Data Loading Schematization with Snowflake

One of Snowflake’s highly compelling features is its native support for semi-structured data, either through copying the file data into Snowflake relational tables or by querying the file data in place using Snowflake external tables or Iceberg tables. In either option, a schema of the data that are included in the files must eventually be provided, either through schema-on-write or schema-on-read. However this doesn’t mean you have to choose only one, both can be leveraged to fit your business data requirements.

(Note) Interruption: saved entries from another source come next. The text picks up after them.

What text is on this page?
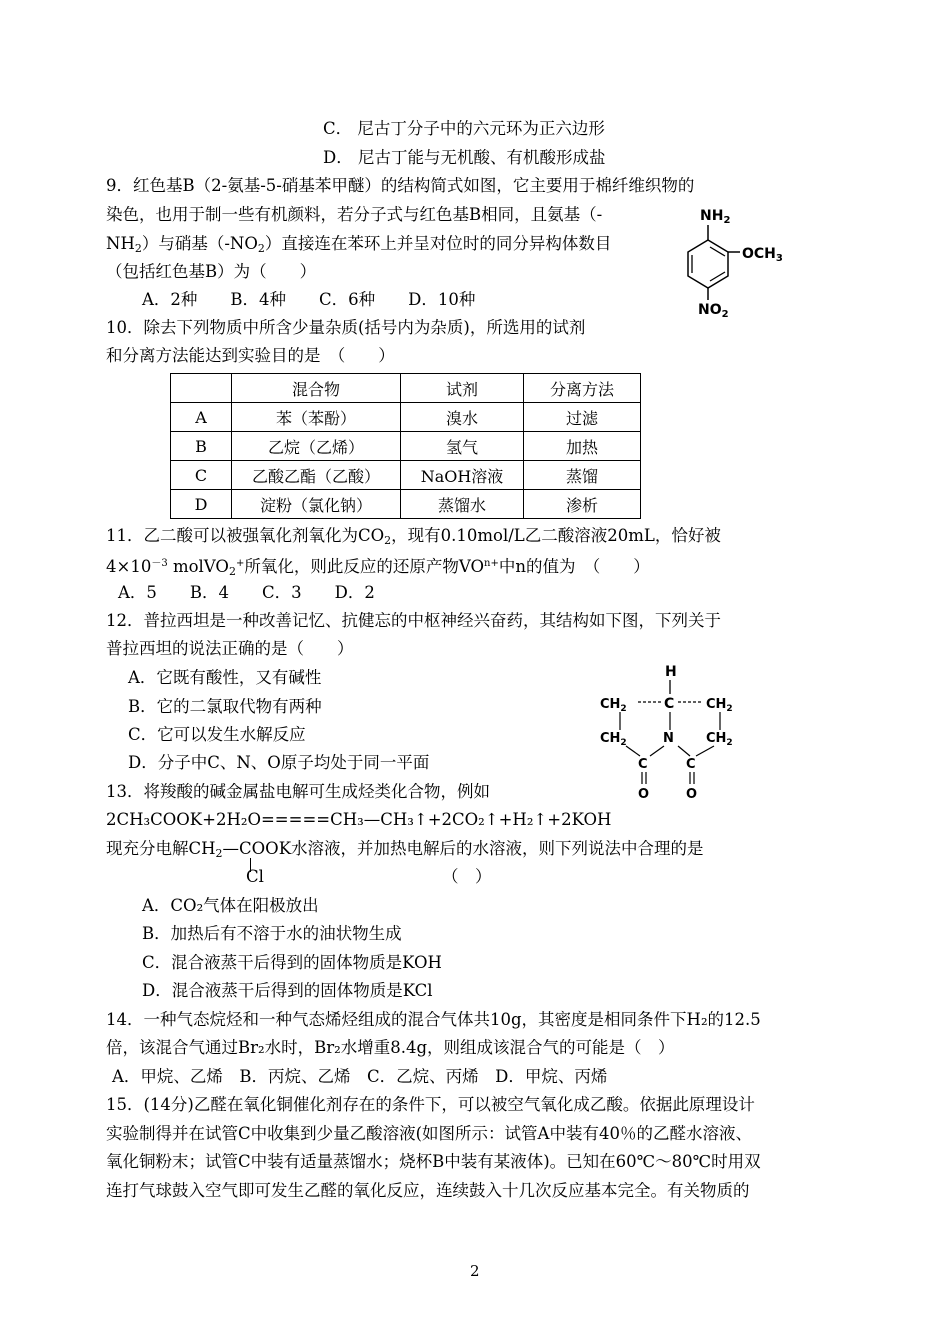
C． 尼古丁分子中的六元环为正六边形
D． 尼古丁能与无机酸、有机酸形成盐
9．红色基B（2-氨基-5-硝基苯甲醚）的结构简式如图，它主要用于棉纤维织物的
染色，也用于制一些有机颜料，若分子式与红色基B相同，且氨基（-
$NH_2$）与硝基$(-NO_2)$直接连在苯环上并呈对位时的同分异构体数目
（包括红色基B）为（　　）
A．2种　　B．4种　　C．6种　　D．10种
$NH_2$
$OCH_3$
$NO_2$
10．除去下列物质中所含少量杂质(括号内为杂质)，所选用的试剂
和分离方法能达到实验目的是　（　　）
	混合物	试剂	分离方法
A	苯（苯酚）	溴水	过滤
B	乙烷（乙烯）	氢气	加热
C	乙酸乙酯（乙酸）	NaOH溶液	蒸馏
D	淀粉（氯化钠）	蒸馏水	渗析
11．乙二酸可以被强氧化剂氧化为$CO_2$，现有0.10mol/L乙二酸溶液20mL，恰好被
$4\times 10^{-3}$ molVO$_2$+所氧化，则此反应的还原产物$VO^{n+}$中n的值为　（　　）
A．5　　B．4　　C．3　　D．2
12．普拉西坦是一种改善记忆、抗健忘的中枢神经兴奋药，其结构如下图，下列关于
普拉西坦的说法正确的是（　　）
A．它既有酸性，又有碱性
B．它的二氯取代物有两种
C．它可以发生水解反应
D．分子中C、N、O原子均处于同一平面
H
C
$CH_2$	$CH_2$
$CH_2$	$CH_2$
N
C	C
O	O
13．将羧酸的碱金属盐电解可生成烃类化合物，例如
2CH₃COOK+2H₂O=====CH₃—CH₃↑+2CO₂↑+H₂↑+2KOH
现充分电解$CH_2—COOK$水溶液，并加热电解后的水溶液，则下列说法中合理的是
Cl	（　）
A．CO₂气体在阳极放出
B．加热后有不溶于水的油状物生成
C．混合液蒸干后得到的固体物质是KOH
D．混合液蒸干后得到的固体物质是KCl
14．一种气态烷烃和一种气态烯烃组成的混合气体共10g，其密度是相同条件下H₂的12.5
倍，该混合气通过Br₂水时，Br₂水增重8.4g，则组成该混合气的可能是（　）
A．甲烷、乙烯　B．丙烷、乙烯　C．乙烷、丙烯　D．甲烷、丙烯
15．(14分)乙醛在氧化铜催化剂存在的条件下，可以被空气氧化成乙酸。依据此原理设计
实验制得并在试管C中收集到少量乙酸溶液(如图所示：试管A中装有40％的乙醛水溶液、
氧化铜粉末；试管C中装有适量蒸馏水；烧杯B中装有某液体)。已知在60℃～80℃时用双
连打气球鼓入空气即可发生乙醛的氧化反应，连续鼓入十几次反应基本完全。有关物质的
2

My first blog post as a Product Manager at Snowflake was to improve our schema-on-write capabilities to simplify loading files into structured data (schematized) tables suited for reporting tools, applications, or machine learning workloads. At Summit 2021, we introduced public preview support for Schema Detection for binary file formats (Avro, ORC, Parquet), followed shortly with general availability (GA) support in early 2022. Then at Summit 2022, we introduced and demoed Schema Evolution in private preview to a sold out audience. Since then my team and I have been working hard gathering feedback from hundreds of customers to make schematization as simple to use and as performant as you expect from Snowflake.

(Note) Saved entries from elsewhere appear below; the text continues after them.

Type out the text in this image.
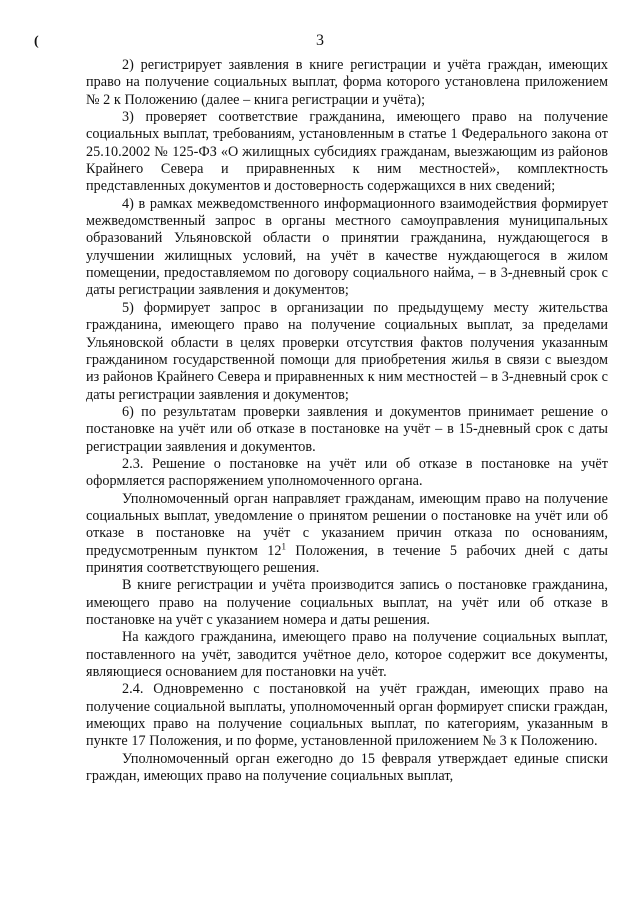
(	3

2) регистрирует заявления в книге регистрации и учёта граждан, имеющих право на получение социальных выплат, форма которого установлена приложением № 2 к Положению (далее – книга регистрации и учёта);

3) проверяет соответствие гражданина, имеющего право на получение социальных выплат, требованиям, установленным в статье 1 Федерального закона от 25.10.2002 № 125-ФЗ «О жилищных субсидиях гражданам, выезжающим из районов Крайнего Севера и приравненных к ним местностей», комплектность представленных документов и достоверность содержащихся в них сведений;

4) в рамках межведомственного информационного взаимодействия формирует межведомственный запрос в органы местного самоуправления муниципальных образований Ульяновской области о принятии гражданина, нуждающегося в улучшении жилищных условий, на учёт в качестве нуждающегося в жилом помещении, предоставляемом по договору социального найма, – в 3-дневный срок с даты регистрации заявления и документов;

5) формирует запрос в организации по предыдущему месту жительства гражданина, имеющего право на получение социальных выплат, за пределами Ульяновской области в целях проверки отсутствия фактов получения указанным гражданином государственной помощи для приобретения жилья в связи с выездом из районов Крайнего Севера и приравненных к ним местностей – в 3-дневный срок с даты регистрации заявления и документов;

6) по результатам проверки заявления и документов принимает решение о постановке на учёт или об отказе в постановке на учёт – в 15-дневный срок с даты регистрации заявления и документов.

2.3. Решение о постановке на учёт или об отказе в постановке на учёт оформляется распоряжением уполномоченного органа.

Уполномоченный орган направляет гражданам, имеющим право на получение социальных выплат, уведомление о принятом решении о постановке на учёт или об отказе в постановке на учёт с указанием причин отказа по основаниям, предусмотренным пунктом $12^1$ Положения, в течение 5 рабочих дней с даты принятия соответствующего решения.

В книге регистрации и учёта производится запись о постановке гражданина, имеющего право на получение социальных выплат, на учёт или об отказе в постановке на учёт с указанием номера и даты решения.

На каждого гражданина, имеющего право на получение социальных выплат, поставленного на учёт, заводится учётное дело, которое содержит все документы, являющиеся основанием для постановки на учёт.

2.4. Одновременно с постановкой на учёт граждан, имеющих право на получение социальной выплаты, уполномоченный орган формирует списки граждан, имеющих право на получение социальных выплат, по категориям, указанным в пункте 17 Положения, и по форме, установленной приложением № 3 к Положению.

Уполномоченный орган ежегодно до 15 февраля утверждает единые списки граждан, имеющих право на получение социальных выплат,
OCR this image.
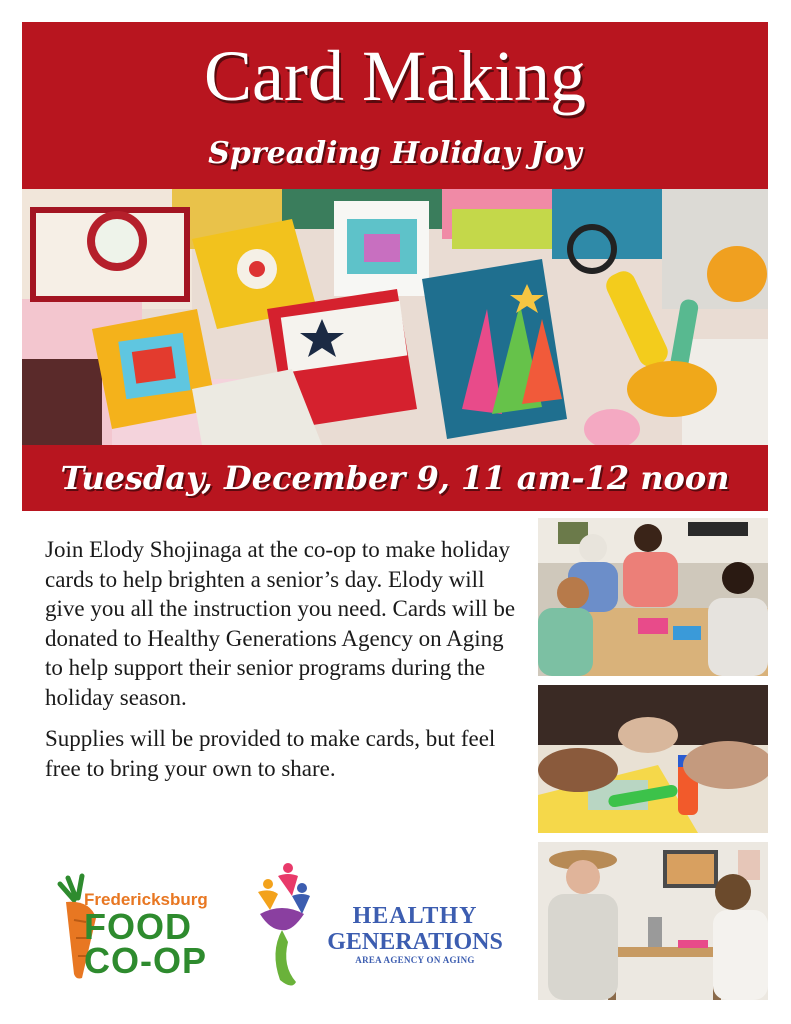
Card Making
Spreading Holiday Joy
Tuesday, December 9, 11 am-12 noon

Join Elody Shojinaga at the co-op to make holiday cards to help brighten a senior’s day. Elody will give you all the instruction you need. Cards will be donated to Healthy Generations Agency on Aging to help support their senior programs during the holiday season.

Supplies will be provided to make cards, but feel free to bring your own to share.

Fredericksburg
FOOD
CO-OP
HEALTHY
GENERATIONS
AREA AGENCY ON AGING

Just in time for Summit 2023, I am proud we made our schematization improvement efforts available for everyone to use in the 7.19 release of Snowflake where we have introduced 2 features to public preview:

  1. Schema Detection for CSV and JSON
  2. Schema Evolution support for COPY and Snowpipe

EDIT: These capabilities are now released to generally availability since Snowflake 7.42

Snowflake Schema Detection and Schema Evolution diagram
Figure 0: Schematization = Schema Detection and Schema Evolution

Schema Detection

Data files are generated by various teams and often times data engineers/scientists rely on manually inspecting the files to figure out how to work with them.

Snowflake’s Schema Detection is the first step of understanding your data and creating your data pipelines. It is generally available for Avro, ORC, Parquet and now supports CSV and JSON in public preview.

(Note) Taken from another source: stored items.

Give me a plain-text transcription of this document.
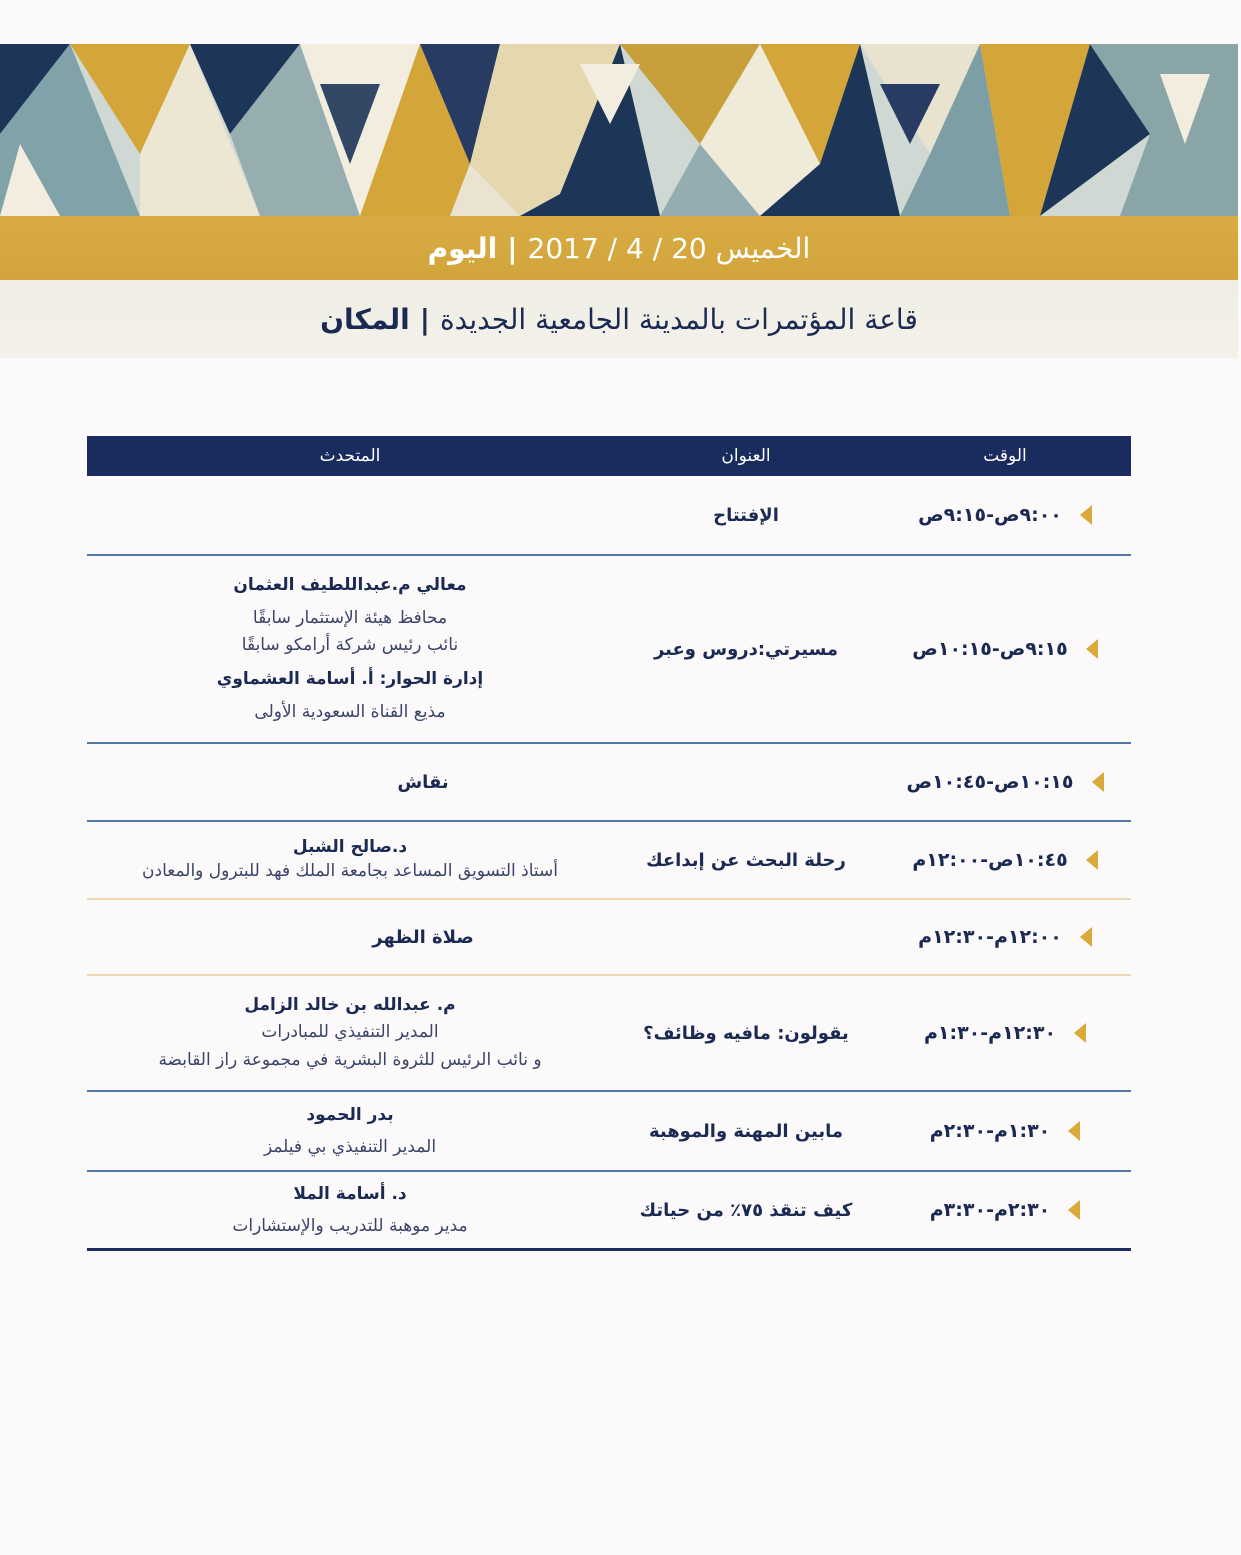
اليوم | الخميس 20 / 4 / 2017
المكان | قاعة المؤتمرات بالمدينة الجامعية الجديدة
الوقت
العنوان
المتحدث
٩:٠٠ص-٩:١٥ص
الإفتتاح
٩:١٥ص-١٠:١٥ص
مسيرتي:دروس وعبر
معالي م.عبداللطيف العثمان
محافظ هيئة الإستثمار سابقًا
نائب رئيس شركة أرامكو سابقًا
إدارة الحوار: أ. أسامة العشماوي
مذيع القناة السعودية الأولى
١٠:١٥ص-١٠:٤٥ص
نقاش
١٠:٤٥ص-١٢:٠٠م
رحلة البحث عن إبداعك
د.صالح الشبل
أستاذ التسويق المساعد بجامعة الملك فهد للبترول والمعادن
١٢:٠٠م-١٢:٣٠م
صلاة الظهر
١٢:٣٠م-١:٣٠م
يقولون: مافيه وظائف؟
م. عبدالله بن خالد الزامل
المدير التنفيذي للمبادرات
و نائب الرئيس للثروة البشرية في مجموعة راز القابضة
١:٣٠م-٢:٣٠م
مابين المهنة والموهبة
بدر الحمود
المدير التنفيذي بي فيلمز
٢:٣٠م-٣:٣٠م
كيف تنقذ ٧٥٪ من حياتك
د. أسامة الملا
مدير موهبة للتدريب والإستشارات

With Schema Detection, Snowflake will automatically determine and return the schema of your staged files for review. You can also have Snowflake generate a DDL so that you can confirm, modify and use it to create a table, external table, or view. And last but not least, you can have Snowflake automatically create a table or external table for you from detected schema. This is all made possible by our INFER_SCHEMA function, whose output can be used in GENERATE_COLUMN_DESCRIPTION and CREATE TABLE … USING TEMPLATE.

  1. INFER_SCHEMA retrieves and returns the schema from a set of staged files.
  2. GENERATE_COLUMN_DESCRIPTION returns the list of column names and data types necessary to manually create a table, external table, or view.
  3. CREATE TABLE … USING TEMPLATE expands upon Snowflake’s CREATE TABLE functionality to automatically create a structured table using the detected schema.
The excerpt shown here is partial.